# The yard so far.....



## hidehoman (Sep 18, 2006)

This is the yard so far this year. As Halloween gets closer I will start putting more stuff out. The big guns come out on the 28th. This is my scarecrow I did not meet the min number of postes to put him in the scarecrow showdown but this is him all the same.
http://i42.photobucket.com/albums/e339/hidehoman/PICT0828.jpg
http://i42.photobucket.com/albums/e339/hidehoman/PICT0829.jpg


----------



## Gloomy_Gus (Jul 11, 2006)

Nice work. Can't wait to see the 'big guns'.


----------



## krough (Oct 7, 2004)

Looks good, Whats the banner say?


----------



## Hellrazor (Jun 18, 2006)

that is my question too Krough, what does the banner say?


----------



## hidehoman (Sep 18, 2006)

Foreman.
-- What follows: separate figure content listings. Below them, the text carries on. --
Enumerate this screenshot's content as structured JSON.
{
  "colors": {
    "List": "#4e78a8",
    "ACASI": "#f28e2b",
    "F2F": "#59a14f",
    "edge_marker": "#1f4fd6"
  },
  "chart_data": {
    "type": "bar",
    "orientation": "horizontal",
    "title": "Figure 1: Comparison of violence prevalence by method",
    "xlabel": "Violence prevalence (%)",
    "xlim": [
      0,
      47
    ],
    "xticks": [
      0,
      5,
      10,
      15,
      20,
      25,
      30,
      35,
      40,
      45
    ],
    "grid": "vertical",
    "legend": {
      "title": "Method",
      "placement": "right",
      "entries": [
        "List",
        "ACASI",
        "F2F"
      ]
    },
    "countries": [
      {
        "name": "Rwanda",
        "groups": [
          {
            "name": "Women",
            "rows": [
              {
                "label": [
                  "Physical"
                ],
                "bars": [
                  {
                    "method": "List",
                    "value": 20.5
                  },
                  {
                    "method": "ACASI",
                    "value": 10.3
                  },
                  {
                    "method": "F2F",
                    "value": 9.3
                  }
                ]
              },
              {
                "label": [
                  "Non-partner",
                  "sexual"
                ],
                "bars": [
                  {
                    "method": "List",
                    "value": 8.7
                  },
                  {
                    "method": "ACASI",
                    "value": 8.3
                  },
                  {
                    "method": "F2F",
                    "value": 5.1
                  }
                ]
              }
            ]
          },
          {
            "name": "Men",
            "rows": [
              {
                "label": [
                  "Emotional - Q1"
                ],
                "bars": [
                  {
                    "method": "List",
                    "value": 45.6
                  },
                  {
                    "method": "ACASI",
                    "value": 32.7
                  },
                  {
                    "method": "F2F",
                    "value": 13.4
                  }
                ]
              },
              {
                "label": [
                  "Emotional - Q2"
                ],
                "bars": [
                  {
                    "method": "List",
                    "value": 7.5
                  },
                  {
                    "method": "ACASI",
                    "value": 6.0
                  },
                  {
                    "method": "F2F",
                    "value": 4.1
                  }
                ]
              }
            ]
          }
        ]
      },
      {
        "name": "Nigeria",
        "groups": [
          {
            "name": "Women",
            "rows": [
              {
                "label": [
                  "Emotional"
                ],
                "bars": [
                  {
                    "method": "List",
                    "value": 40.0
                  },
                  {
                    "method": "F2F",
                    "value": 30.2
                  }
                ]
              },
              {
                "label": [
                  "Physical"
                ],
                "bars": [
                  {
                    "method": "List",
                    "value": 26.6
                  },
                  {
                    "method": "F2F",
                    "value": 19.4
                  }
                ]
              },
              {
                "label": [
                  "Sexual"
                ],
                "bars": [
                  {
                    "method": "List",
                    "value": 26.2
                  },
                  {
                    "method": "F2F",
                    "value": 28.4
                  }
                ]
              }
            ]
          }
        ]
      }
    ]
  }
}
My last name and the name of the family in the back story.


----------



## widowsbluff (May 24, 2006)

I like your scarecrow head, is that burlap?


----------



## hidehoman (Sep 18, 2006)

widowsbluff said:


> I like your scarecrow head, is that burlap?


Its burlap over a plastic talking skull head. He has green LED eyes. and his jaw moves


----------



## scareme (Aug 29, 2006)

I like the cloth wrapped on the crosses. I hadn't thought of that. I'll do some graves like that too.


----------



## slimy (Jul 12, 2006)

Looks good. Lots of talent on this board.


----------



## NickG (Sep 12, 2006)

I like the "skull on a stick" fun fun.


----------



## hidehoman (Sep 18, 2006)

NickG said:


> I like the "skull on a stick" fun fun.


That was my 5 year old sons prop. He was working with me on some props. He went inside and when he came back he had a skull a stick some scraps of burlap and a marker. He told me he wanted to make a prop. He described what he wanted to do and I just provided the tools. he then sat and made some drawings on the stick. Michaels first prop.


----------